Auparavant, chaque Etat membre de l’UE disposait de sa liste nationale, permettant de traiter de façon accélérée les demandes d’asile en se basant sur le fait que ces pays sont sûrs et que les ressortissants de ces pays n’ont pas besoin de protection internationale. A l’avenir, une liste commune contraignante à l’ensemble des Etats membres sera intégrée dans le droit européen. L’UE prétend ainsi harmoniser ses politiques d’asile. En réalité, elle donne un blanc-seing aux Etats membres pour vider de sa substance le droit d’asile.

Selon Cécile Vanderstappen, chargée de plaidoyer sur la justice migratoire justice migratoire
migrations
au CNCD-11.11.11, « classer un pays comme “sûr”, c’est fermer les yeux sur la réalité. En Égypte, en Tunisie, au Maroc, les droits humains sont piétinés. Où est la “sûreté” dont parle l’Europe ? »

En adoptant cette liste commune, l’Union européenne prend le risque de banaliser les violations des droits humains dont les persécutions et les traitements inhumains et dégradants dans des pays tiers qualifiés à tort de « sûrs ».

Cette mesure s’inscrit dans une logique plus large d’externalisation et de durcissement des politiques migratoires, au mépris des engagements internationaux en matière de protection des personnes réfugiées. C’est également le cas avec le concept de « pays tiers sûrs » actuellement en cours de révision et qui vise ici à permettre aux Etats membres de renvoyer des personnes demandeuses d’asile dans des « pays tiers sûrs » pouvant traiter leur demande d’asile et leur accorder une protection si besoin.
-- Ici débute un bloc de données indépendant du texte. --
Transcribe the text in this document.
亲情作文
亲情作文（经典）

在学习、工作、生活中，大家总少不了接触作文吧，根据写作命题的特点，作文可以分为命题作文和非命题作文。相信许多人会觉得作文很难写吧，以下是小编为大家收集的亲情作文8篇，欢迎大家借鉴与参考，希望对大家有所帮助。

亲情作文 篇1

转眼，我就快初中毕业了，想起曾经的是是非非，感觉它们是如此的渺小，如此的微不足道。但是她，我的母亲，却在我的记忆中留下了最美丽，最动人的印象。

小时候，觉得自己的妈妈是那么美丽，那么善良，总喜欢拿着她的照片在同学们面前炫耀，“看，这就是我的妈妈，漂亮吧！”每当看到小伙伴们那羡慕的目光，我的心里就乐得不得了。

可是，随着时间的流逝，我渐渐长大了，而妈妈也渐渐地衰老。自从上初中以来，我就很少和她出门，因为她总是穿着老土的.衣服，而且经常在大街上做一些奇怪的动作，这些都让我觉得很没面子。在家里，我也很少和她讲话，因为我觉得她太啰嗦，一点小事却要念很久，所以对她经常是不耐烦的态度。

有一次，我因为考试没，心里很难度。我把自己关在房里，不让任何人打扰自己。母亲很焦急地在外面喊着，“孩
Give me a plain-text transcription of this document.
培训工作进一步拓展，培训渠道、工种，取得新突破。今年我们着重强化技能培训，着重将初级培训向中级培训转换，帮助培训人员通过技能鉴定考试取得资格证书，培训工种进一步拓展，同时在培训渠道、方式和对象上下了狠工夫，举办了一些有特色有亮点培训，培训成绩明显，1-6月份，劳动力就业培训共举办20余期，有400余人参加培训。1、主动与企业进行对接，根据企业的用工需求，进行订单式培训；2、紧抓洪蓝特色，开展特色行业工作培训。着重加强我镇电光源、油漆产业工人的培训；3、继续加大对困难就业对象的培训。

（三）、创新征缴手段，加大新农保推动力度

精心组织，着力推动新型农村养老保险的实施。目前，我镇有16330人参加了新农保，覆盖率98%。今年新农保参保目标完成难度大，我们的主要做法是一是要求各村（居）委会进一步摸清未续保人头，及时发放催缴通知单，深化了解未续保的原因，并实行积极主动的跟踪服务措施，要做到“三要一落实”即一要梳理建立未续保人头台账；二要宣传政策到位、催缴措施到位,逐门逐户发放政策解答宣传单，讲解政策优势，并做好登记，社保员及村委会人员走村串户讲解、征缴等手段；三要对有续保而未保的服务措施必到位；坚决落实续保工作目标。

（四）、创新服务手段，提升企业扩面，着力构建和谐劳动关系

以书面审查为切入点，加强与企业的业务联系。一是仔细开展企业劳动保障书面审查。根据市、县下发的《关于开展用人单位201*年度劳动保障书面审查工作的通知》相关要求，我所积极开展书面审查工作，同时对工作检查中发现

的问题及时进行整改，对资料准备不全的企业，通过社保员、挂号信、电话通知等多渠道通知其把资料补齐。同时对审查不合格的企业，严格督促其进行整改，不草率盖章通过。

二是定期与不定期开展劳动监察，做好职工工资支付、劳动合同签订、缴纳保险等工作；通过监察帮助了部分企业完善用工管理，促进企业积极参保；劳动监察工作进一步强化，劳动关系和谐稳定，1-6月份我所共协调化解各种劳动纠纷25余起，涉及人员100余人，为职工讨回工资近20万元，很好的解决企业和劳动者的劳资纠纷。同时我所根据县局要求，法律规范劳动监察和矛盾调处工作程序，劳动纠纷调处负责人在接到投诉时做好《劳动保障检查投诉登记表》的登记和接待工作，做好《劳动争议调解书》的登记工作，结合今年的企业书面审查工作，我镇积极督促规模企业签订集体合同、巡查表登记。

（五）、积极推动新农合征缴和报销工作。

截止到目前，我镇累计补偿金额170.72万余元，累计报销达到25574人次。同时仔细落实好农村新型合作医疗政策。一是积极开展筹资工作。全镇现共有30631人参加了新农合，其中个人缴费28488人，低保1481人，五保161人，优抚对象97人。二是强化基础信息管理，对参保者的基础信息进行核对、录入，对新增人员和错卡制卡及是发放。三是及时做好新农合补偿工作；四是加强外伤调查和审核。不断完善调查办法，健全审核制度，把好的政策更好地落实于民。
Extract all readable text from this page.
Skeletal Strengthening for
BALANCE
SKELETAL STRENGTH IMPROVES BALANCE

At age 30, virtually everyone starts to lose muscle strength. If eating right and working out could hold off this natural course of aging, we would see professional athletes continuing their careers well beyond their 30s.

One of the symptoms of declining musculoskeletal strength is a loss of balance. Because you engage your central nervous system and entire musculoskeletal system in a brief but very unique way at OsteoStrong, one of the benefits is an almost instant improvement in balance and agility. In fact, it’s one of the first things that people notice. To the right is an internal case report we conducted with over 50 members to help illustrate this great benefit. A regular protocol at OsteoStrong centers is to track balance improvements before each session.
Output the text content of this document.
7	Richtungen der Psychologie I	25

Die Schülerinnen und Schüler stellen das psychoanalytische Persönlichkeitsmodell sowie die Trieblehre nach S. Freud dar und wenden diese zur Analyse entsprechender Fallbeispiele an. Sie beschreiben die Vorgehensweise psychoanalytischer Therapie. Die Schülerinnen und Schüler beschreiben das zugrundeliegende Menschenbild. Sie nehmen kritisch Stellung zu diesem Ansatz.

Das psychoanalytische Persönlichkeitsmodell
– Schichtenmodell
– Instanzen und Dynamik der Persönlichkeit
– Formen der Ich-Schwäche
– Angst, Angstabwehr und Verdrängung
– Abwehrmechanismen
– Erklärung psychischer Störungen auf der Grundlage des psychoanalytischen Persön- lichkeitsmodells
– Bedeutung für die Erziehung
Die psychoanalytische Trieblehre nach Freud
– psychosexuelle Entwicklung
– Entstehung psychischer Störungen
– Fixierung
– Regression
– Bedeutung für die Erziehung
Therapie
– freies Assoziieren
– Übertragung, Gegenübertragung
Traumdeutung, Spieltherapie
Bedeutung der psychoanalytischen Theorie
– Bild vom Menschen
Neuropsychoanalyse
Il est également question de pouvoir renvoyer des personnes migrantes dans des « hubs de retours » dans ces mêmes pays tiers sûrs

Les listes de « pays tiers d’origine sûr » permettent aux Etats membres européens d’accélérer le traitement des demandes d’asile, partant du principe que les ressortissants de ces pays n’ont pas besoin de protection internationale. Cela diminue les garanties d’une procédure équitable et d’un examen de qualité des demandes de protection. La liste européenne sera finalisée d’ici le 12 juin 2025 et ajoutée au corpus législatif du Pacte UE sur la migration et l’asile récemment adopté en 2024.

Le concept de « pays tiers sûr » permet de renvoyer les demandeurs d’asile dans un pays tiers jugé « sûr » plutôt que de leur permettre de rester dans le pays où la demande a été déposée. Ce concept est envisagé dans le cadre de l’externalisation de la gestion des questions migratoires. Il est révisé actuellement au sein de la réforme de la Directive retour et de la mise en œuvre du Pacte UE sur la migration et l’asile dès 2026 (Règlement sur les procédures). Une liste de pays tiers sûrs sera également proposée par la Commission d’ici le 12 juin 2025.

L’Egypte n’est sûre ni pour les voix critiques du pouvoir, ni pour les personnes migrantes. La dernière élection présidentielle en décembre 2023 s’est tenue dans un climat de répression de l’opposition. De nombreux défenseurs des droits humains, avocats, journalistes continuent d’être arbitrairement emprisonnés. Les personnes migrantes, en particulier les Soudanais et Soudanaises qui sont 1,5 million à chercher un refuge en Egypte, font face à des nombreuses difficultés pour obtenir un droit de séjour. Elles risquent souvent d’être refoulées et vivent dans des conditions déplorables.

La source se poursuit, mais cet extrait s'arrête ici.